Progrès du français de France. — Cependant, dès le XIe siècle s’était constituée en France, avec les Capétiens, une royauté solide, qui travailla presque sans interruption à agrandir ses domaines, et arriva, comme on sait, à substituer peu à peu son autorité à celle de la féodalité vaincue. Or la nouvelle dynastie, issue de l’Ile-de-France, ne transporta jamais son siège d’une ville à l’autre, comme cela avait été fait autrefois. Dès les origines, elle se fixa définitivement à Paris, et l’existence d’une capitale permanente ne tarda pas à influer sur le langage. Le dialecte qui s’y parlait gagna en dignité. Longtemps il ne fut pas celui des principaux poètes, quoique la littérature nationale fut aussi représentée à peu près sous tous ses aspects dans l’Ile-de-France, mais il était celui du seigneur le plus puissant et du pouvoir politique le plus considérable. Il profita de chacun de leurs progrès, et quand Philippe-Auguste,

  1. Le plus ancien texte de la langue de l’ouest est la traduction du Lapidaire de Marbode (après 1123), en lourangeau-Manceau. Benoît de Sainte-More, l’auteur important du Roman de Troie, d’Éneas et de la Chronique des ducs de Normandie (XII s.), est tourangeau.
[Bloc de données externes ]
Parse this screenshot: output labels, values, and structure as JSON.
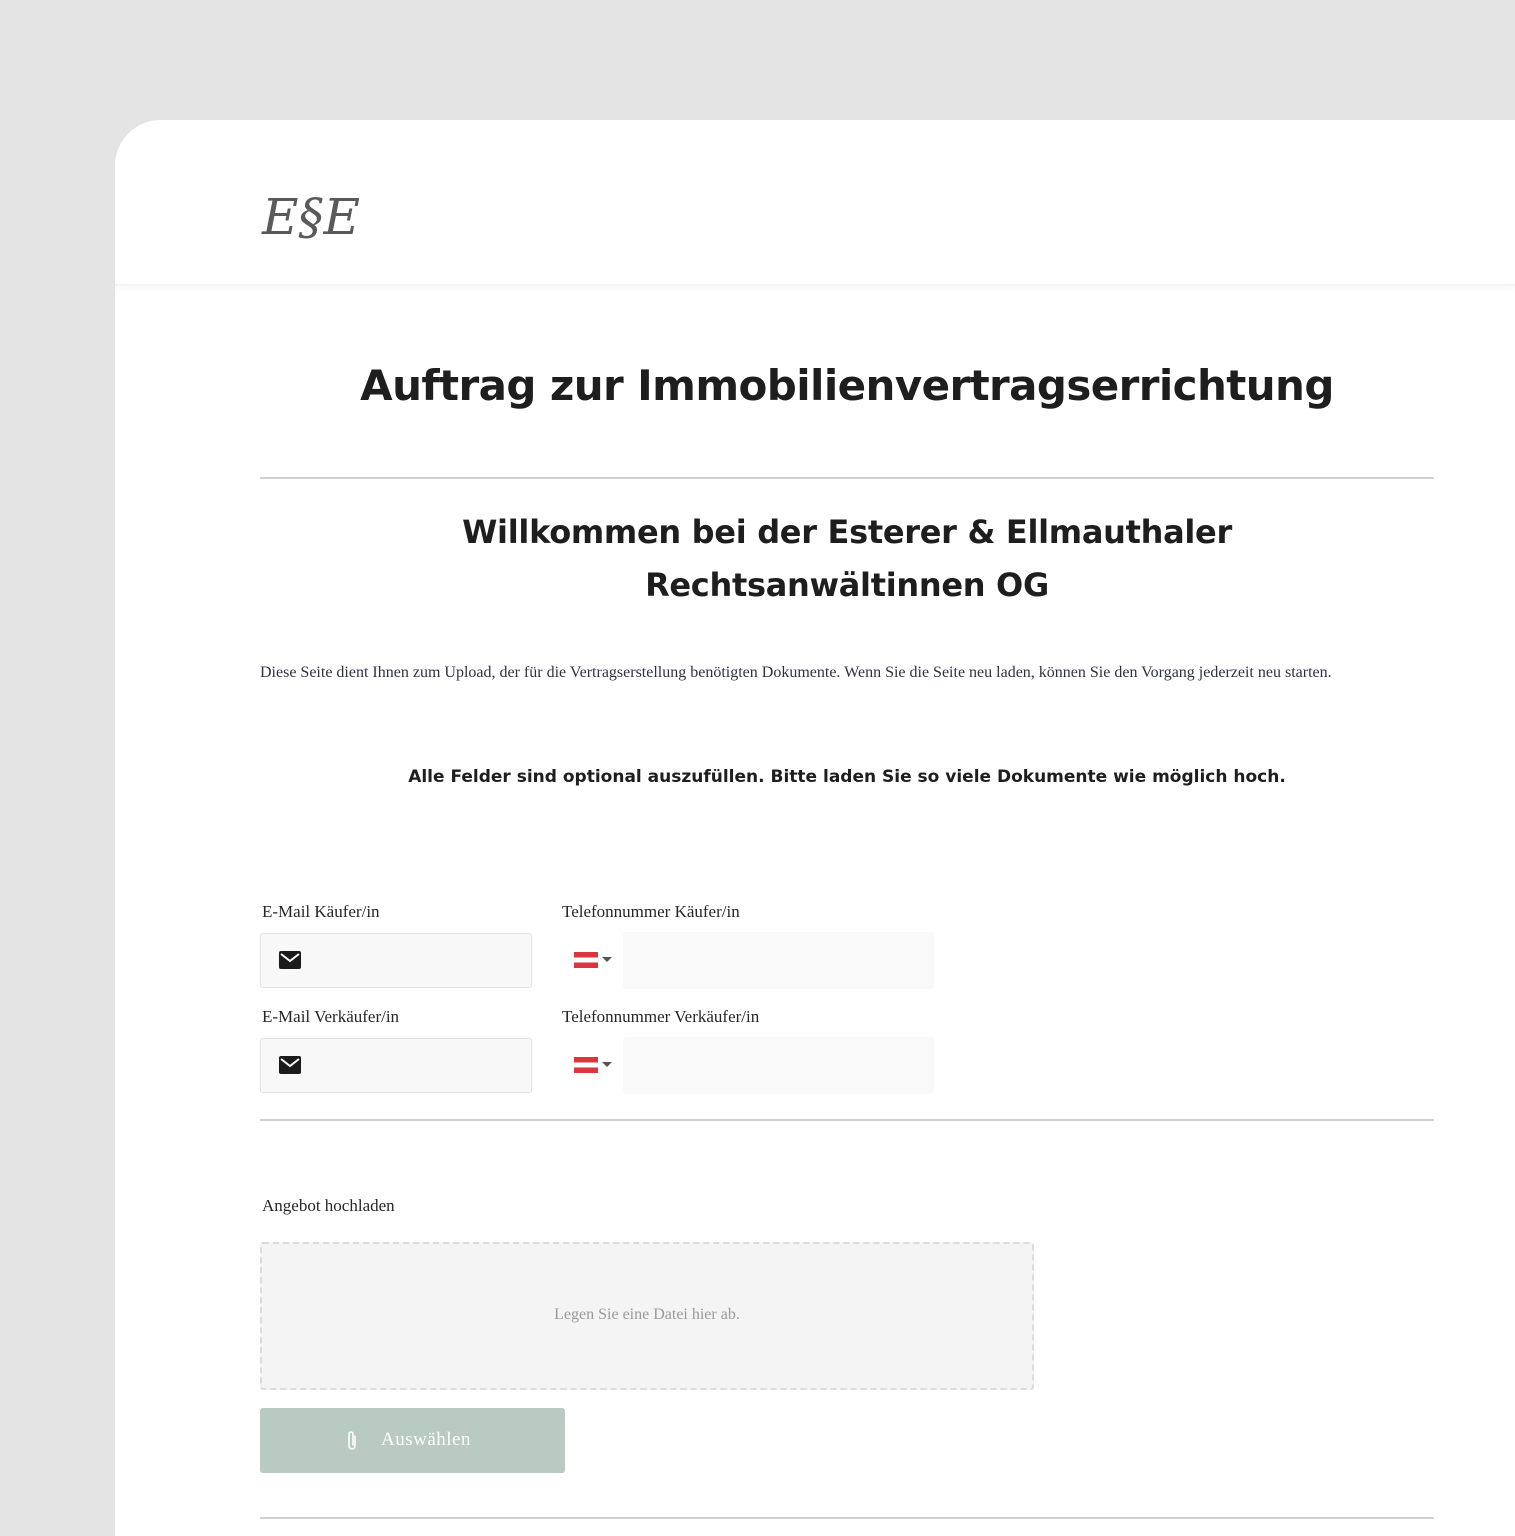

  2. Voyez en particulier la préface que M. Bonnardot a mise en tête du psautier lorrain du XIVe siècle {Altfranz.-Bibliotek, IV, 1885).
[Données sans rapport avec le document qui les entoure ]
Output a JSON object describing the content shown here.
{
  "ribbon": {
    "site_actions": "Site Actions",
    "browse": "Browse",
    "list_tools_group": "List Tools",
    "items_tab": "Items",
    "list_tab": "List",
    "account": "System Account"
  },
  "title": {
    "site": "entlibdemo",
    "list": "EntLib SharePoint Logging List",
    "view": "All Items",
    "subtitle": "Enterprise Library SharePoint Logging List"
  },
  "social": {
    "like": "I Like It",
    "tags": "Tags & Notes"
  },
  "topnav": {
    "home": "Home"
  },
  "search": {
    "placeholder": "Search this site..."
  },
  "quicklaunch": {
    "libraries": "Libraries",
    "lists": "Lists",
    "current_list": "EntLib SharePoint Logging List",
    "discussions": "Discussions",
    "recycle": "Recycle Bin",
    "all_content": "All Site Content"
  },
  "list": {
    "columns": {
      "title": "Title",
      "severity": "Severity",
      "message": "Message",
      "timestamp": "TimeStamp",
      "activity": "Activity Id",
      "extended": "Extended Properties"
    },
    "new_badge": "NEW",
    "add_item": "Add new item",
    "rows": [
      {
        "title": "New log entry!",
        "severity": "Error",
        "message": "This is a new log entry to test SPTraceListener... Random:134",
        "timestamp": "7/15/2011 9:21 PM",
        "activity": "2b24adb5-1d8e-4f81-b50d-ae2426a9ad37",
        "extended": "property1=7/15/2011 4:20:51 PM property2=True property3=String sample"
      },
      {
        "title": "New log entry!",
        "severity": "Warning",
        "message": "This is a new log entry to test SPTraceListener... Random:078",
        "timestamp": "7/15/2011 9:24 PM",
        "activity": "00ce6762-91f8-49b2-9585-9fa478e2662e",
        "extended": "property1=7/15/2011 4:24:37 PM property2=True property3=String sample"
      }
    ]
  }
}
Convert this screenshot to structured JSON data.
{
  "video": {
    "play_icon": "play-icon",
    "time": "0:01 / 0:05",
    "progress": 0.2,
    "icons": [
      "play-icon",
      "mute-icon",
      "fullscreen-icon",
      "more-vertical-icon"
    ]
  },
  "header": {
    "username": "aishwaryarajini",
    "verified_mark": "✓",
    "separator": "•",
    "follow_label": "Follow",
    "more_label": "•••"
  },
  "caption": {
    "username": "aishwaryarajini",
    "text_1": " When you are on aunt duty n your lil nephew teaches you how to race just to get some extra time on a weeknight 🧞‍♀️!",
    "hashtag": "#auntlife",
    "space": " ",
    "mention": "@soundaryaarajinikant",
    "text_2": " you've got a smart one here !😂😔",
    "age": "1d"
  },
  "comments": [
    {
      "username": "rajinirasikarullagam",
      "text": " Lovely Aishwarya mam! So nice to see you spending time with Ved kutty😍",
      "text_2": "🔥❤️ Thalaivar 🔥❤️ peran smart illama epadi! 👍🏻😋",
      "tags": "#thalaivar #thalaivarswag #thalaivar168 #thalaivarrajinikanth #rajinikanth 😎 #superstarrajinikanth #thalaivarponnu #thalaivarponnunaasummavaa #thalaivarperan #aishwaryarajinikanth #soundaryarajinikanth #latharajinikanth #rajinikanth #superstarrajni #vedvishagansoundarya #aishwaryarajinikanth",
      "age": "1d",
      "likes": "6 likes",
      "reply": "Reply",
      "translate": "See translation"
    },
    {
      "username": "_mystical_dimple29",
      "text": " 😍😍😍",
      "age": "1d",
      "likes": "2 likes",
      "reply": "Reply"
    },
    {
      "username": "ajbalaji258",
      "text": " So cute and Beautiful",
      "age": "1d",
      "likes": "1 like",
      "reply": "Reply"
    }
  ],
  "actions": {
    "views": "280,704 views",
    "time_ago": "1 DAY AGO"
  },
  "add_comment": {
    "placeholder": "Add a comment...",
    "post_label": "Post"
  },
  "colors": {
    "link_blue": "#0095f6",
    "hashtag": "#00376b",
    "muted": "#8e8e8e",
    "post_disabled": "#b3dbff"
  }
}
  3. Villehardouin, Joinville.
  4. Beaudouin VI de Hainau avait fait recueillir une immense compilation, continuée après lui, connue sous le nom d’Histoires de Baudouin. Une autre, Le livre des Histoires, a été entreprise sous les auspices du châtelain de Lille Roger. C’est de Flandre que plus tard viendront Jean le Bel. Froissart et Jean de Wavrin.
  5. Il faudrait ajouter que Liège, en pays wallon, a été, au commencement du XIIIe siècle, un véritable centre littéraire. — Nous ne savons quasi rien du théâtre anglais, auquel M. Gaston Paris fait ici allusion.